Thursday, 31 October 2013
Reports of US cases of flesh-eating drug questioned
The drug is dubbed krokodil, the Russian word for crocodile, because it originated in that country and can cause horrific skin lesions resembling reptilian skin. Recent media reports have suggested that the home-cooked drug, which carries the scientific name desomorphine, has now reached addicts in the United States.
But drug enforcement agents say they aren’t sure, and they continue to collect and test drug samples from areas where doctors have seen patients with suspicious skin lesions.
So far, a sample sent from Chicago, where doctors report that they’ve treated five patients who may have used the drug, including two sisters who have been widely photographed and interviewed about their experience, proved to be heroin.
“We’re checking this out. We’re very, very concerned about it. We would hate to see something like this catch on here,” said Barbara Carreno, a press officer at the U.S. Drug Enforcement Administration.
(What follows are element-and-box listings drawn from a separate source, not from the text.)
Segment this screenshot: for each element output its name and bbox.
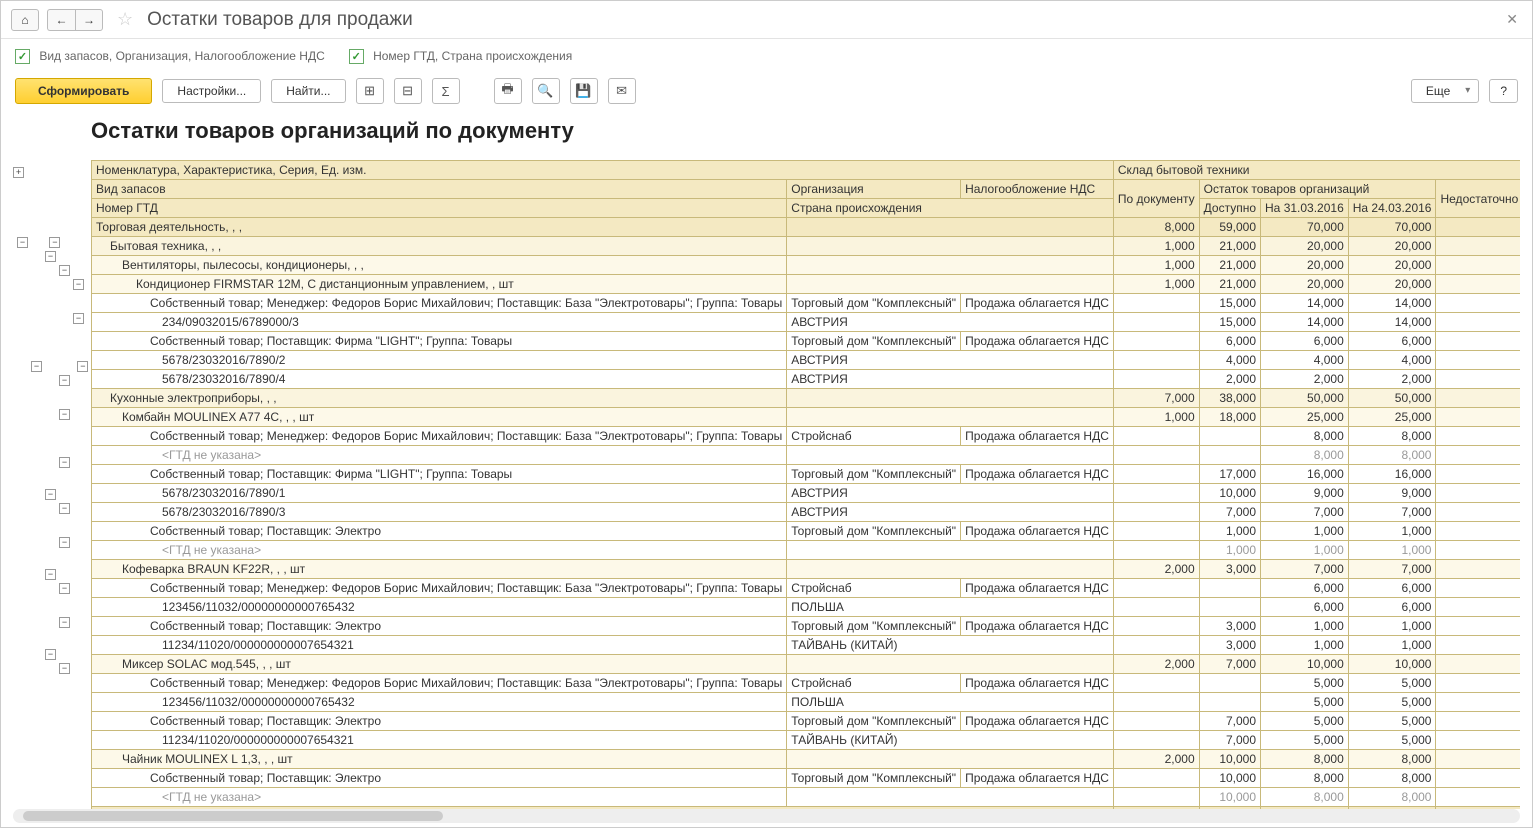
collapse-icon[interactable]: ⊟ xyxy=(394,78,422,104)
table-row[interactable]: Собственный товар; Поставщик: ЭлектроТор… xyxy=(92,522,1521,541)
table-row[interactable]: Кофеварка BRAUN KF22R, , , шт2,0003,0007… xyxy=(92,560,1521,579)
header-gtd: Номер ГТД xyxy=(92,199,787,218)
sum-icon[interactable]: Σ xyxy=(432,78,460,104)
table-row[interactable]: Собственный товар; Менеджер: Федоров Бор… xyxy=(92,294,1521,313)
save-icon[interactable]: 💾 xyxy=(570,78,598,104)
forward-button[interactable]: → xyxy=(75,9,103,31)
header-nomenclature: Номенклатура, Характеристика, Серия, Ед.… xyxy=(92,161,1114,180)
table-row[interactable]: <ГТД не указана>1,0001,0001,00013.04.201… xyxy=(92,541,1521,560)
header-warehouse: Склад бытовой техники xyxy=(1113,161,1520,180)
report-title: Остатки товаров организаций по документу xyxy=(91,118,1520,144)
table-row[interactable]: Вентиляторы, пылесосы, кондиционеры, , ,… xyxy=(92,256,1521,275)
filter-left: ✓ Вид запасов, Организация, Налогообложе… xyxy=(15,49,325,64)
header-avail: Доступно xyxy=(1199,199,1260,218)
table-row[interactable]: Собственный товар; Менеджер: Федоров Бор… xyxy=(92,579,1521,598)
table-row[interactable]: <ГТД не указана>8,0008,00001.12.2015 xyxy=(92,446,1521,465)
header-org: Организация xyxy=(787,180,961,199)
table-row[interactable]: 123456/11032/00000000000765432ПОЛЬША6,00… xyxy=(92,598,1521,617)
header-doc: По документу xyxy=(1113,180,1199,218)
table-row[interactable]: Собственный товар; Поставщик: ЭлектроТор… xyxy=(92,769,1521,788)
tree-gutter: + − − − − − − − − − − − − − xyxy=(13,118,91,809)
tree-toggle[interactable]: − xyxy=(73,279,84,290)
table-row[interactable]: Собственный товар; Менеджер: Федоров Бор… xyxy=(92,427,1521,446)
tree-toggle[interactable]: − xyxy=(59,457,70,468)
tree-toggle[interactable]: − xyxy=(59,375,70,386)
table-row[interactable]: 11234/11020/000000000007654321ТАЙВАНЬ (К… xyxy=(92,636,1521,655)
tree-toggle[interactable]: − xyxy=(59,503,70,514)
title-bar: ⌂ ← → ☆ Остатки товаров для продажи ✕ xyxy=(1,1,1532,39)
table-row[interactable]: Собственный товар; Поставщик: Фирма "LIG… xyxy=(92,465,1521,484)
table-row[interactable]: 234/09032015/6789000/3АВСТРИЯ15,00014,00… xyxy=(92,313,1521,332)
filter-right: ✓ Номер ГТД, Страна происхождения xyxy=(349,49,572,64)
preview-icon[interactable]: 🔍 xyxy=(532,78,560,104)
tree-toggle[interactable]: − xyxy=(59,409,70,420)
checkbox-filter-right[interactable]: ✓ xyxy=(349,49,364,64)
table-row[interactable]: 11234/11020/000000000007654321ТАЙВАНЬ (К… xyxy=(92,731,1521,750)
horizontal-scrollbar[interactable] xyxy=(13,809,1520,823)
table-row[interactable]: 123456/11032/00000000000765432ПОЛЬША5,00… xyxy=(92,693,1521,712)
table-row[interactable]: Собственный товар; Поставщик: ЭлектроТор… xyxy=(92,712,1521,731)
table-row[interactable]: Бытовая техника, , ,1,00021,00020,00020,… xyxy=(92,237,1521,256)
tree-toggle[interactable]: − xyxy=(17,237,28,248)
tree-toggle[interactable]: − xyxy=(45,489,56,500)
table-row[interactable]: 5678/23032016/7890/1АВСТРИЯ10,0009,0009,… xyxy=(92,484,1521,503)
find-button[interactable]: Найти... xyxy=(271,79,345,103)
print-icon[interactable]: 🖶 xyxy=(494,78,522,104)
table-row[interactable]: Кухонные электроприборы, , ,7,00038,0005… xyxy=(92,389,1521,408)
tree-toggle[interactable]: − xyxy=(73,313,84,324)
table-row[interactable]: Собственный товар; Поставщик: Фирма "LIG… xyxy=(92,332,1521,351)
filter-left-label: Вид запасов, Организация, Налогообложени… xyxy=(39,49,324,63)
header-tax: Налогообложение НДС xyxy=(961,180,1114,199)
filter-bar: ✓ Вид запасов, Организация, Налогообложе… xyxy=(1,39,1532,74)
favorite-icon[interactable]: ☆ xyxy=(111,9,139,30)
report-table: Номенклатура, Характеристика, Серия, Ед.… xyxy=(91,160,1520,809)
tree-toggle[interactable]: − xyxy=(77,361,88,372)
tree-toggle[interactable]: − xyxy=(59,663,70,674)
checkbox-filter-left[interactable]: ✓ xyxy=(15,49,30,64)
table-row[interactable]: Собственный товар; Менеджер: Федоров Бор… xyxy=(92,674,1521,693)
page-title: Остатки товаров для продажи xyxy=(147,9,413,31)
tree-toggle[interactable]: − xyxy=(45,649,56,660)
table-row[interactable]: 5678/23032016/7890/2АВСТРИЯ4,0004,0004,0… xyxy=(92,351,1521,370)
back-button[interactable]: ← xyxy=(47,9,75,31)
header-remainder: Остаток товаров организаций xyxy=(1199,180,1436,199)
email-icon[interactable]: ✉ xyxy=(608,78,636,104)
tree-toggle[interactable]: − xyxy=(45,569,56,580)
header-short: Недостаточно xyxy=(1436,180,1520,218)
tree-toggle[interactable]: − xyxy=(49,237,60,248)
table-row[interactable]: Чайник MOULINEX L 1,3, , , шт2,00010,000… xyxy=(92,750,1521,769)
tree-toggle[interactable]: − xyxy=(59,537,70,548)
header-date1: На 31.03.2016 xyxy=(1261,199,1349,218)
table-row[interactable]: Собственный товар; Поставщик: ЭлектроТор… xyxy=(92,617,1521,636)
header-type: Вид запасов xyxy=(92,180,787,199)
more-button[interactable]: Еще xyxy=(1411,79,1479,103)
table-row[interactable]: Комбайн MOULINEX A77 4C, , , шт1,00018,0… xyxy=(92,408,1521,427)
table-row[interactable]: Торговая деятельность, , ,8,00059,00070,… xyxy=(92,218,1521,237)
table-row[interactable]: Кондиционер FIRMSTAR 12M, С дистанционны… xyxy=(92,275,1521,294)
tree-expand-all[interactable]: + xyxy=(13,167,24,178)
header-date2: На 24.03.2016 xyxy=(1348,199,1436,218)
table-row[interactable]: <ГТД не указана>10,0008,0008,00013.04.20… xyxy=(92,788,1521,807)
tree-toggle[interactable]: − xyxy=(45,251,56,262)
tree-toggle[interactable]: − xyxy=(31,361,42,372)
toolbar: Сформировать Настройки... Найти... ⊞ ⊟ Σ… xyxy=(1,74,1532,112)
filter-right-label: Номер ГТД, Страна происхождения xyxy=(373,49,572,63)
help-button[interactable]: ? xyxy=(1489,79,1518,103)
table-row[interactable]: Миксер SOLAC мод.545, , , шт2,0007,00010… xyxy=(92,655,1521,674)
report-area: + − − − − − − − − − − − − − xyxy=(1,112,1532,809)
table-row[interactable]: 5678/23032016/7890/3АВСТРИЯ7,0007,0007,0… xyxy=(92,503,1521,522)
tree-toggle[interactable]: − xyxy=(59,617,70,628)
close-icon[interactable]: ✕ xyxy=(1502,7,1522,32)
tree-toggle[interactable]: − xyxy=(59,583,70,594)
header-country: Страна происхождения xyxy=(787,199,1114,218)
generate-button[interactable]: Сформировать xyxy=(15,78,152,104)
expand-icon[interactable]: ⊞ xyxy=(356,78,384,104)
table-row[interactable]: 5678/23032016/7890/4АВСТРИЯ2,0002,0002,0… xyxy=(92,370,1521,389)
home-button[interactable]: ⌂ xyxy=(11,9,39,31)
tree-toggle[interactable]: − xyxy=(59,265,70,276)
settings-button[interactable]: Настройки... xyxy=(162,79,261,103)
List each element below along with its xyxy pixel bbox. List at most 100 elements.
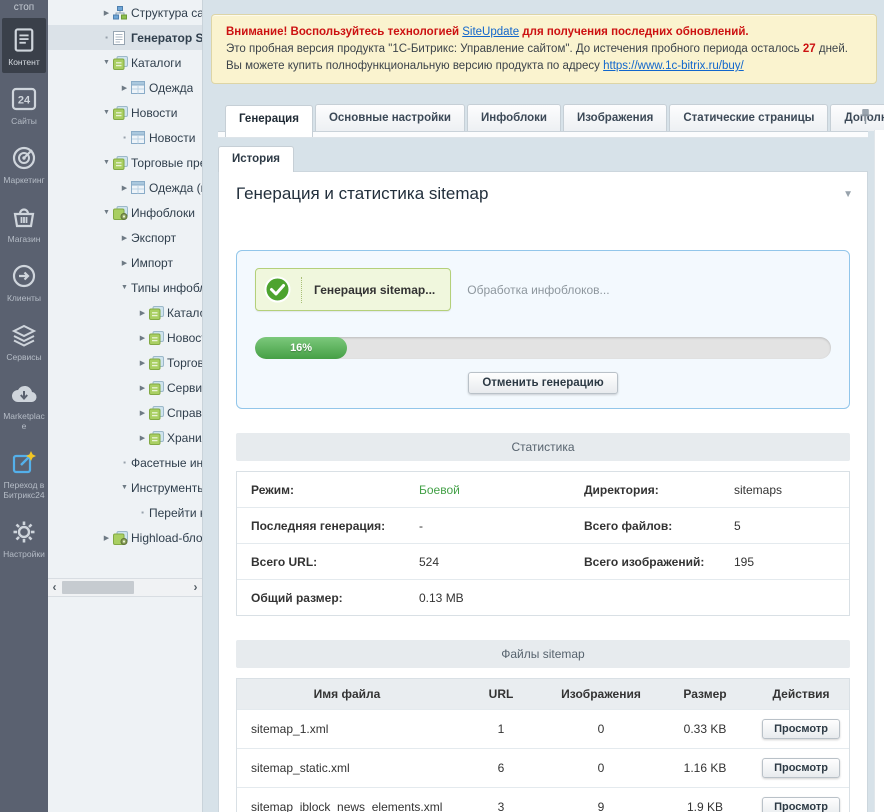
tab-6[interactable]: Дополнительно bbox=[830, 104, 884, 131]
tree-expand-icon[interactable]: ▶ bbox=[100, 9, 113, 17]
tree-expand-icon[interactable]: ▶ bbox=[136, 359, 149, 367]
view-file-button[interactable]: Просмотр bbox=[762, 719, 840, 739]
tree-item-label: Импорт bbox=[131, 256, 173, 270]
table-icon bbox=[131, 131, 149, 144]
siteupdate-link[interactable]: SiteUpdate bbox=[462, 26, 519, 38]
tree-collapse-icon[interactable]: ▼ bbox=[100, 209, 113, 216]
tab-3[interactable]: Инфоблоки bbox=[467, 104, 561, 131]
tab-2[interactable]: Основные настройки bbox=[315, 104, 465, 131]
file-value: 0.33 KB bbox=[657, 722, 753, 736]
tab-1[interactable]: Генерация bbox=[225, 105, 313, 137]
sidebar-item-6[interactable]: Marketplace bbox=[2, 372, 46, 437]
tab-4[interactable]: Изображения bbox=[563, 104, 667, 131]
tree-collapse-icon[interactable]: ▼ bbox=[100, 59, 113, 66]
tree-item[interactable]: ▶Хранилище данных bbox=[48, 425, 202, 450]
tab-5[interactable]: Статические страницы bbox=[669, 104, 828, 131]
iblock-icon bbox=[149, 331, 167, 345]
buy-link[interactable]: https://www.1c-bitrix.ru/buy/ bbox=[603, 60, 744, 72]
vertical-scrollbar[interactable] bbox=[874, 130, 884, 812]
stat-value: 195 bbox=[734, 555, 849, 569]
sidebar-item-4[interactable]: Клиенты bbox=[2, 254, 46, 309]
tree-item[interactable]: ▶ Торговые предложения bbox=[48, 350, 202, 375]
tree-item[interactable]: ▼Инструменты bbox=[48, 475, 202, 500]
chevron-right-icon[interactable]: › bbox=[189, 580, 202, 595]
iblock-icon bbox=[113, 106, 131, 120]
tree-expand-icon[interactable]: ▶ bbox=[136, 334, 149, 342]
sidebar-item-label: Сайты bbox=[2, 116, 46, 126]
tree-item[interactable]: ▶Новости bbox=[48, 325, 202, 350]
stat-label: Общий размер: bbox=[251, 591, 419, 605]
tree-item[interactable]: ▼ Инфоблоки bbox=[48, 200, 202, 225]
tree-collapse-icon[interactable]: ▼ bbox=[100, 159, 113, 166]
tree-item-label: Экспорт bbox=[131, 231, 176, 245]
tree-item[interactable]: ▶Одежда (предложения) bbox=[48, 175, 202, 200]
collapse-arrow-icon[interactable]: ▼ bbox=[843, 189, 853, 200]
doc-icon bbox=[113, 31, 131, 45]
scrollbar-thumb[interactable] bbox=[62, 581, 134, 594]
tree-item[interactable]: ▶Импорт bbox=[48, 250, 202, 275]
file-value: 1 bbox=[457, 722, 545, 736]
tree-item[interactable]: ▶Справочники bbox=[48, 400, 202, 425]
tree-item-label: Инструменты bbox=[131, 481, 202, 495]
tree-item[interactable]: ▶ Одежда bbox=[48, 75, 202, 100]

Krokodil has been a scourge in Russia for the last decade, where it’s cooked at home as an alternative to heroin.
Carreno said the drug flourished in rural areas in Russia, where addicts didn’t have access to purer narcotics. However, heroin is relatively easily accessible and cheap in the United States, so there would seem to be less of an incentive to mix up the more caustic concoction here, she said.
Krokodil is made by combining codeine pills with common ingredients such as gasoline, red phosphorus from match tips, alcohol, and iodine. Experts say the result is a highly addictive drug that’s also highly corrosive to the body.